Latent factor models compress interaction matrix into a lower dimensional representation in terms of latent factors; here we will use SVD for latent factor model. The number of factors enables to memorize precise value during reconstruction; however, not well suited for generalization of the model. So, choose the factor value (K) wisely.

In [None]:
U, sigma, Vt = svds(interaction_pivot_sparse_matrix, k=20)

sigma = np.diag(sigma)

<br>

Reconstruct the matrix by using the factors; this will generate predictions for items, user has not interacted

In [None]:
predicted_interaction = np.dot(np.dot(U, sigma), Vt)
predicted_interaction_norm = (predicted_interaction - predicted_interaction.min()) / (predicted_interaction.max() - predicted_interaction.min())
cf_predictions = pd.DataFrame(predicted_interaction_norm, columns=interaction_pivot.columns, index=customers)

In [None]:
cf_predictions.head()

In [None]:
# With K=20
cf_predictions.loc['badajena+aldi1@adobetest.com'].sort_values(ascending=False)[:3]

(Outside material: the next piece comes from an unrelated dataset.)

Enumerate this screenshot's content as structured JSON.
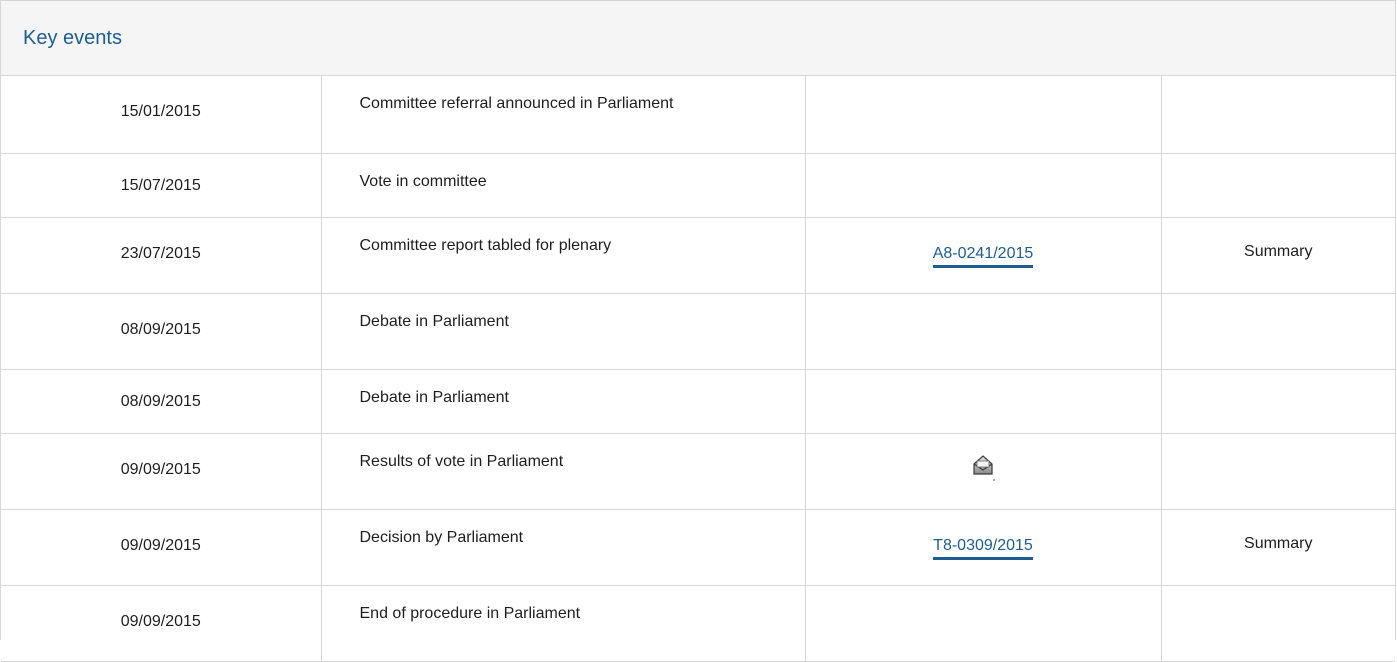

#### Function to generate the data, compatible to Platform dataset to store the recommendation for individual user

In [None]:
def get_cf_recommendation(x):
    NUM_OF_RECOMMENDATION = 3
    cin = {"_salesvelocity":{"emailid":"","recommendedProducts":[]}}
    cin["_salesvelocity"]["emailid"] = x
    cin["_salesvelocity"]["recommendedProducts"] = list(map(lambda y:{"name": y}, list(cf_predictions.loc[x].sort_values(ascending=False)[:NUM_OF_RECOMMENDATION].to_dict().keys())))
    return cin
    

In [None]:
recommendations = pd.DataFrame(list(map(get_cf_recommendation, customers)))

recommendations.head()

### Write product recommendation to Platform dataset

In [None]:
dataset = Dataset(get_platform_sdk_client_context()).get_by_id(dataset_id="6007eac9c33d56194a1ce5ec")
dataset_writer = DatasetWriter(get_platform_sdk_client_context(), dataset)
write_tracker = dataset_writer.write(recommendations, file_format='json')